In 2015, the IMEA Board of Directors decided to diversify the organization’s power generation portfolio by adding a renewable source of electricity through a solar demonstration project in Rantoul, Illinois.
“We were motivated to explore the benefits of solar power generation for numerous reasons,” said Greg Hazel, public works director for the Village of Rantoul. “It’s an opportunity to add a renewable energy source to our power generation mix, it provides real-world data for us to evaluate the performance and reliability of solar power in a utility setting, and it will generate interest in solar power in our local schools and community.”
Following a competitive bidding process, Cat dealer Altorfer won the right to install, operate and maintain a 1000-kW solar photovoltaic (PV) system that will fulfill a 20-year power purchase agreement with the IMEA. The installation was constructed on an eight-and-a-half-acre site near Heritage Lake Park and the University of Illinois Transportation Lab in a southeastern section of the former Chanute Air Force Base.
“Apart from the financial and environmental benefits of operating a solar facility, turning a vacant property into a productive community asset is an added bonus for this project,” said Kevin Gaden, president and chief executive officer of the IMEA.
The site uses advanced solar modules from Caterpillar that are setting the industry benchmark with improved performance over conventional silicon solar panels. Fully scalable and pre-engineered for quick and easy installation, the system offers reliable and predictable energy in all climates and applications with modules that are independently tested to pass accelerated life and stress tests beyond industry standards.
The system also includes the Cat microgrid master controller (MMC), which leverages Cat Connect technology for real-time collection and communication of onsite performance data that can be remotely monitored and analyzed.
Construction of the facility commenced in the summer of 2016, and officials from Rantoul and the IMEA inaugurated the site as part of an Earth Day celebration in April of 2017.
In its first year of full-capacity operation, the solar facility in Rantoul produced a 2.5 percent better yield than what was guaranteed.
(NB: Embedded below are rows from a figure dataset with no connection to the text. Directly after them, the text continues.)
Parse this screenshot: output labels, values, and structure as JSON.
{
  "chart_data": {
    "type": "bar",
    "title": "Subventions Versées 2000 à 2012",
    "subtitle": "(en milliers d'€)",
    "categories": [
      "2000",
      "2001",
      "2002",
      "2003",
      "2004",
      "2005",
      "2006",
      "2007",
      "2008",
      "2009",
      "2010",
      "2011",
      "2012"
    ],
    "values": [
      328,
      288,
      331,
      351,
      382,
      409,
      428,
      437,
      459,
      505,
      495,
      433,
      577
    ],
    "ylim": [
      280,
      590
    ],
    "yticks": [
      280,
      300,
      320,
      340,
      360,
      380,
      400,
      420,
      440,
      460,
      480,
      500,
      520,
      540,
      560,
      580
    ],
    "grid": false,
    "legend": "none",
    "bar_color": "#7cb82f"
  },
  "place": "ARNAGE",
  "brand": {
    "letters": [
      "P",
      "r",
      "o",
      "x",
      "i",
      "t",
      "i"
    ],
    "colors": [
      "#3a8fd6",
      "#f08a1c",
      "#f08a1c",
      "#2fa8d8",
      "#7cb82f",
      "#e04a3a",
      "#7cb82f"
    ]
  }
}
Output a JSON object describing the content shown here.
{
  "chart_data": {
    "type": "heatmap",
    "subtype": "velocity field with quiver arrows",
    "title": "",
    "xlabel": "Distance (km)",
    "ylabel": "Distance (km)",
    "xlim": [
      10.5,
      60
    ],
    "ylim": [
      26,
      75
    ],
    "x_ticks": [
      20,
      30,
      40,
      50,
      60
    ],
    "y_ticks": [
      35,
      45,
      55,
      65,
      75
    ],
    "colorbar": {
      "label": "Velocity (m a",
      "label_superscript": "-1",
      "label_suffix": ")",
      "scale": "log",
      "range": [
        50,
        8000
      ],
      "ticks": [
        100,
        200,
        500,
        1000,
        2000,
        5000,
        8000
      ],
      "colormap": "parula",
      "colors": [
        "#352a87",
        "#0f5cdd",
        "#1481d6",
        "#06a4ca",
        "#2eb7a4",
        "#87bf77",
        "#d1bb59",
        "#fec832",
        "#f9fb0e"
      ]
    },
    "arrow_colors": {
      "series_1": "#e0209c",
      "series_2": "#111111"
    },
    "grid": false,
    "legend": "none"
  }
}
It produced 1.65 million kWh of electricity in 2017 – enough energy to power approximately 145 homes, or up to one percent of Rantoul’s total power need.
As the facility demonstrates its economic viability and the capabilities of its advanced technologies, local officials have noted that the site has been configured to allow for the installation of additional solar-power generating capacity.
“We are learning a great deal from this demonstration site, and we would welcome an expansion of this site at the appropriate time in the future if it continues to deliver the return we need,” Hazel said.
The IMEA showed continued confidence in Altorfer and Caterpillar by commissioning a 500-kW solar PV utility-scale demonstration project in St. Charles, Illinois, as part of a 20-year power purchase agreement. Featuring more than 4,800 Cat solar panels, the facility began generating power in late 2017. It is expected to produce approximately 650,000 kWh annually.